I am trying to scrape the following website for basic real estate listing information:
https://www.propertyfinder.ae/en/search?c=2&fu=0&l=50&ob=nd&page=1&rp=y
Parts of the website are dynamically loaded from a back end API when the page is scrolled down using javascript. To get around this I have tried using Scrapy with Splash to render the javascript. The issue I am having is that while instead of returning all the listings it only returns the first 8. I thought the problem was the page wasn't scrolled down and so the page wasnt populated and the divs I needed weren't rendered. I then tried adding some Lua code (which I have no experience with) to scroll the page down in hope it would be populated, however it hasn't worked. Below is my spider:
import scrapy
from scrapy.shell import inspect_response
import pandas as pd
import functools
import time
import requests
from lxml.html import fromstring
import math
from scrapy_splash import SplashRequest
import scrapy_splash
class pfspider(scrapy.Spider):
name = 'property_finder_spider'
start_urls = ["https://www.propertyfinder.ae/en/search?c=2&fu=0&l=50&ob=nd&page=1&rp=y"]
script1 = """function main(splash)
local num_scrolls = 10
local scroll_delay = 1.0
local scroll_to = splash:jsfunc("window.scrollTo")

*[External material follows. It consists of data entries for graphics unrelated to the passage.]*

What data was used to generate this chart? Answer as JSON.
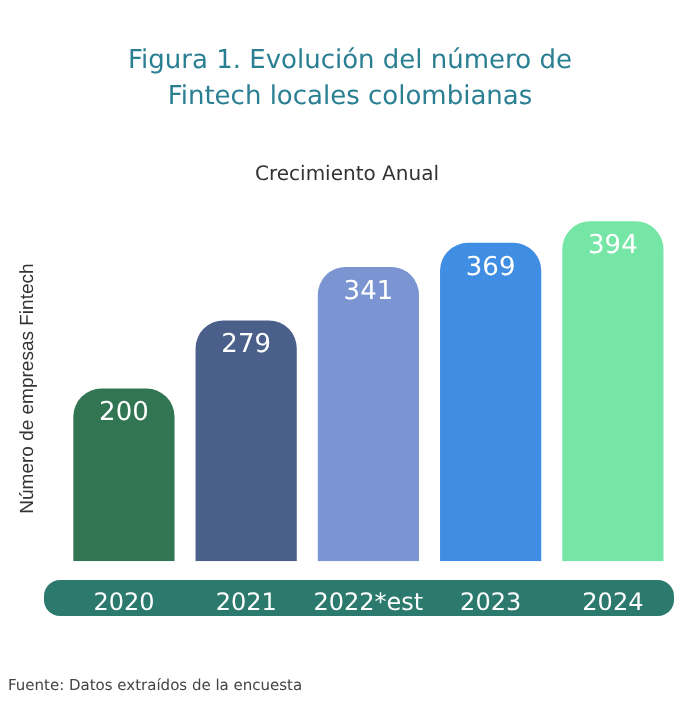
{
  "chart_data": {
    "type": "bar",
    "title": "Figura 1. Evolución del número de Fintech locales colombianas",
    "subtitle": "Crecimiento Anual",
    "ylabel": "Número de empresas Fintech",
    "categories": [
      "2020",
      "2021",
      "2022*est",
      "2023",
      "2024"
    ],
    "values": [
      200,
      279,
      341,
      369,
      394
    ],
    "colors": [
      "#327552",
      "#4b5f8b",
      "#7b95d2",
      "#3f8ee3",
      "#76e6a6"
    ],
    "data_labels": true,
    "annotations": [
      "Fuente: Datos extraídos de la encuesta"
    ]
  }
}
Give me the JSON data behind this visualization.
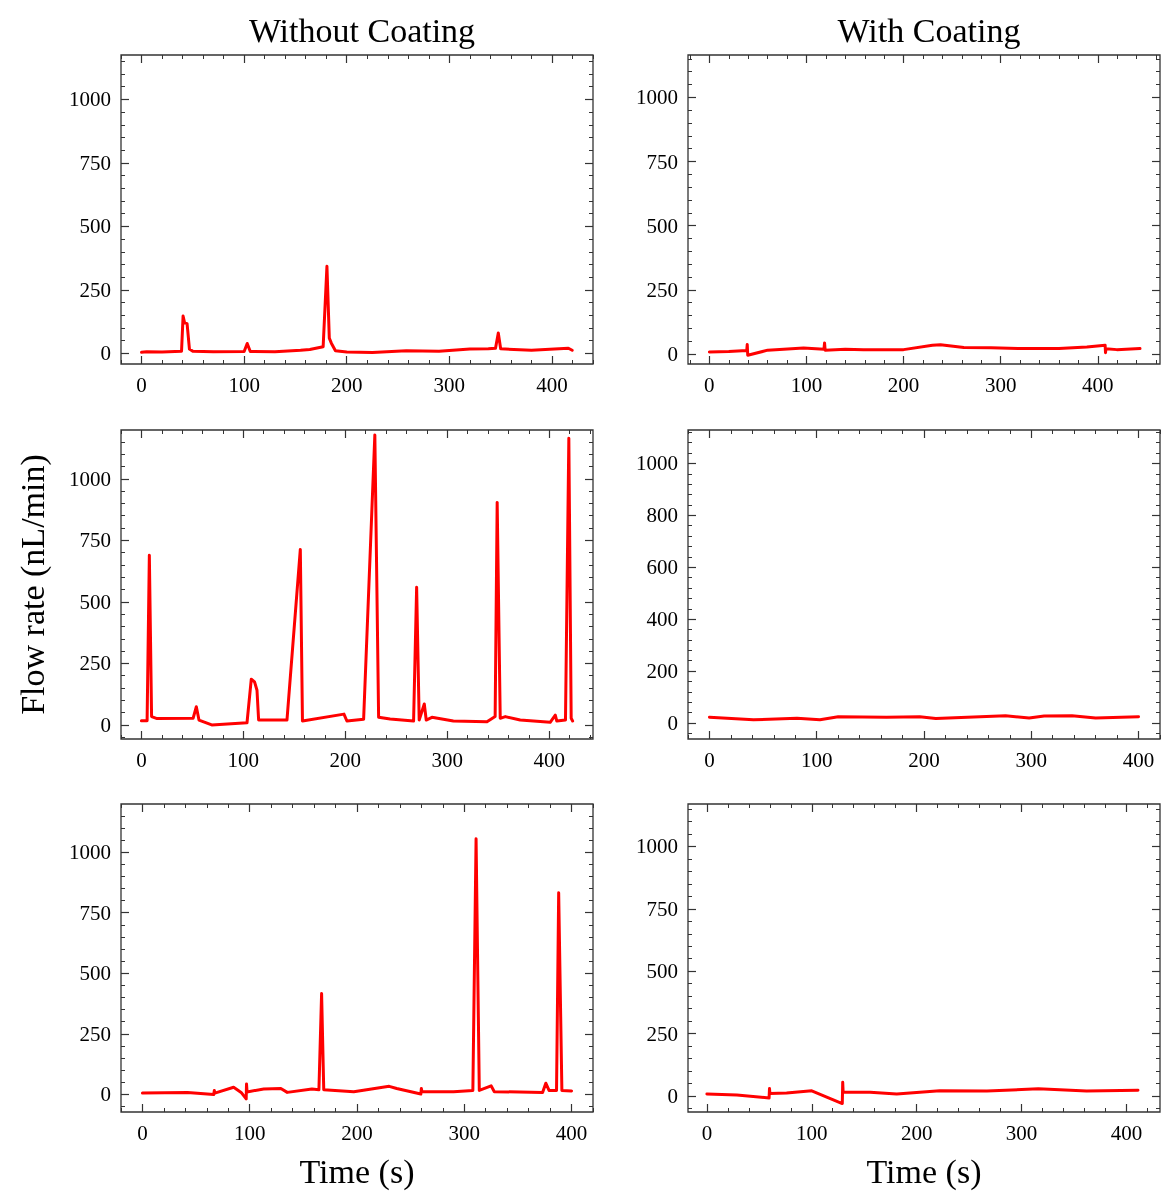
{
  "chart_data": [
    {
      "type": "line",
      "title": "Without Coating",
      "color": "#ff0000",
      "marker": "none",
      "line_style": "solid",
      "grid": false,
      "xlim": [
        -20,
        440
      ],
      "ylim": [
        -42,
        1175
      ],
      "xticks": [
        0,
        100,
        200,
        300,
        400
      ],
      "yticks": [
        0,
        250,
        500,
        750,
        1000
      ],
      "x": [
        0,
        5,
        20,
        39,
        40.5,
        42,
        44.4,
        46.7,
        50,
        70,
        100,
        103,
        106,
        130,
        155,
        164,
        177,
        180.7,
        183,
        185,
        189,
        200,
        225,
        258,
        290,
        320,
        338,
        345,
        347.7,
        350,
        380,
        416,
        419.7
      ],
      "values": [
        4,
        6,
        5,
        8,
        147,
        120,
        117,
        17,
        8,
        6,
        7,
        39,
        7,
        6,
        12,
        15,
        26,
        343,
        60,
        40,
        10,
        5,
        3,
        10,
        8,
        17,
        18,
        20,
        80,
        18,
        12,
        20,
        12
      ]
    },
    {
      "type": "line",
      "title": "With Coating",
      "color": "#ff0000",
      "marker": "none",
      "line_style": "solid",
      "grid": false,
      "xlim": [
        -22,
        464
      ],
      "ylim": [
        -39,
        1165
      ],
      "xticks": [
        0,
        100,
        200,
        300,
        400
      ],
      "yticks": [
        0,
        250,
        500,
        750,
        1000
      ],
      "x": [
        0,
        20,
        38.5,
        39,
        39.5,
        60,
        97,
        118,
        118.6,
        119.2,
        140,
        158.6,
        200,
        229.7,
        238,
        262,
        290,
        320,
        360,
        388.7,
        407.5,
        407.9,
        408.3,
        419.5,
        443.4
      ],
      "values": [
        8,
        10,
        14,
        37,
        -5,
        15,
        23,
        18,
        43,
        15,
        18,
        17,
        17,
        34,
        36,
        25,
        24,
        21,
        21,
        27,
        34,
        5,
        20,
        17,
        21
      ]
    },
    {
      "type": "line",
      "ylabel": "Flow rate (nL/min)",
      "color": "#ff0000",
      "marker": "none",
      "line_style": "solid",
      "grid": false,
      "xlim": [
        -20,
        443
      ],
      "ylim": [
        -57,
        1198
      ],
      "xticks": [
        0,
        100,
        200,
        300,
        400
      ],
      "yticks": [
        0,
        250,
        500,
        750,
        1000
      ],
      "x": [
        0,
        5.6,
        7.8,
        10,
        15.4,
        50.7,
        53.9,
        56.5,
        69,
        103.6,
        107.8,
        111,
        113.4,
        115,
        142.8,
        155.9,
        158,
        198.7,
        201.6,
        218,
        229,
        232.7,
        244,
        267,
        270,
        272.5,
        277.5,
        279.4,
        285,
        306,
        339,
        347,
        349,
        352,
        357,
        371.6,
        401,
        406,
        407.5,
        416,
        419.3,
        421.6,
        423
      ],
      "values": [
        17,
        17,
        689,
        34,
        26,
        27,
        74,
        20,
        0,
        9,
        186,
        175,
        141,
        20,
        20,
        713,
        16,
        44,
        16,
        23,
        1178,
        31,
        24,
        16,
        559,
        20,
        85,
        20,
        31,
        16,
        13,
        34,
        904,
        27,
        34,
        20,
        11,
        40,
        16,
        20,
        1164,
        27,
        16
      ]
    },
    {
      "type": "line",
      "color": "#ff0000",
      "marker": "none",
      "line_style": "solid",
      "grid": false,
      "xlim": [
        -20,
        420
      ],
      "ylim": [
        -62,
        1129
      ],
      "xticks": [
        0,
        100,
        200,
        300,
        400
      ],
      "yticks": [
        0,
        200,
        400,
        600,
        800,
        1000
      ],
      "x": [
        0,
        41,
        81.6,
        103,
        120,
        165,
        196,
        211,
        276,
        298,
        312,
        338,
        360,
        400
      ],
      "values": [
        22,
        12,
        18,
        12,
        24,
        22,
        24,
        17,
        28,
        19,
        27,
        28,
        19,
        24
      ]
    },
    {
      "type": "line",
      "xlabel": "Time (s)",
      "color": "#ff0000",
      "marker": "none",
      "line_style": "solid",
      "grid": false,
      "xlim": [
        -20,
        420
      ],
      "ylim": [
        -73,
        1199
      ],
      "xticks": [
        0,
        100,
        200,
        300,
        400
      ],
      "yticks": [
        0,
        250,
        500,
        750,
        1000
      ],
      "x": [
        0,
        42,
        66.5,
        67,
        67.5,
        85,
        92,
        96.7,
        97,
        97.5,
        113,
        129,
        135,
        158,
        164.5,
        167,
        169,
        197,
        230,
        237,
        259.5,
        260,
        260.5,
        290,
        308,
        311,
        314,
        325,
        328,
        373,
        376,
        379,
        386,
        388,
        391,
        400
      ],
      "values": [
        5,
        8,
        -1,
        16,
        5,
        29,
        8,
        -19,
        43,
        10,
        22,
        24,
        8,
        22,
        19,
        416,
        19,
        11,
        33,
        24,
        1,
        24,
        12,
        11,
        16,
        1055,
        16,
        35,
        11,
        8,
        46,
        16,
        16,
        832,
        16,
        14
      ]
    },
    {
      "type": "line",
      "xlabel": "Time (s)",
      "color": "#ff0000",
      "marker": "none",
      "line_style": "solid",
      "grid": false,
      "xlim": [
        -18,
        432
      ],
      "ylim": [
        -64,
        1170
      ],
      "xticks": [
        0,
        100,
        200,
        300,
        400
      ],
      "yticks": [
        0,
        250,
        500,
        750,
        1000
      ],
      "x": [
        0,
        28.6,
        59.3,
        59.7,
        60.1,
        76,
        100,
        129.1,
        129.5,
        129.9,
        155.6,
        181,
        222,
        267,
        316,
        362,
        411
      ],
      "values": [
        8,
        4,
        -8,
        30,
        10,
        12,
        21,
        -30,
        55,
        15,
        15,
        8,
        21,
        20,
        29,
        20,
        23
      ]
    }
  ]
}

local get_body_height = splash:jsfunc(
"function() {return document.body.scrollHeight;}"
)
assert(splash:go(splash.args.url))
splash:wait(splash.args.wait)
for _ = 1, num_scrolls do
scroll_to(0, get_body_height())
splash:wait(scroll_delay)
end
return splash:html()
end"""
def start_requests(self):
for urll in self.start_urls:
# yield scrapy_splash.SplashRequest(url=urll, callback=self.parse, endpoint='execute', args={'wait':2, 'lua_source': script1})
yield scrapy_splash.SplashRequest(url=urll, endpoint='render.html', callback=self.parse)
def parse(self, response):
inspect_response(response, self)
containers = response.xpath('//div[@class="column--primary"]/div[@class="card-list__item"]')
Listing_names_pf = containers[0].xpath('//h2[@class="card__title card__title-link"]/text()').extract()
Currency_pf = ['AED'] * len(Listing_names_pf)
Prices_pf = containers[0].xpath('//span[@class="card__price-value"]/text()').extract()
type_pf = containers[0].xpath('//p[@class="card__property-amenity card__property-amenity--property-type"]/text()').extract()
Bedrooms_pf = containers[0].xpath('//p[@class="card__property-amenity card__property-amenity--bedrooms"]/text()').extract()
Bathrooms_pf = containers[0].xpath('//p[@class="card__property-amenity card__property-amenity--bathrooms"]/text()').extract()
SQF_pf = containers[0].xpath('//p[@class="card__property-amenity card__property-amenity--area"]/text()').extract()
Location_pf = containers[0].xpath('//span[@class="card__location-text"]/text()').extract()
Links_pf = containers[0].xpath('//div[@class="card-list__item"]/a/@href').extract()
Links_pf_full = []
for link in Links_pf:
Links_pf_full.append('https://www.propertyfinder.ae/'+link)
Another thing I noticed was when the is page rendered in splash, in the html output file there is a script called Tealium that does have the listing data for all items in lists but not under the divs in the page.
any and all help or suggestions would be greatly appreciated.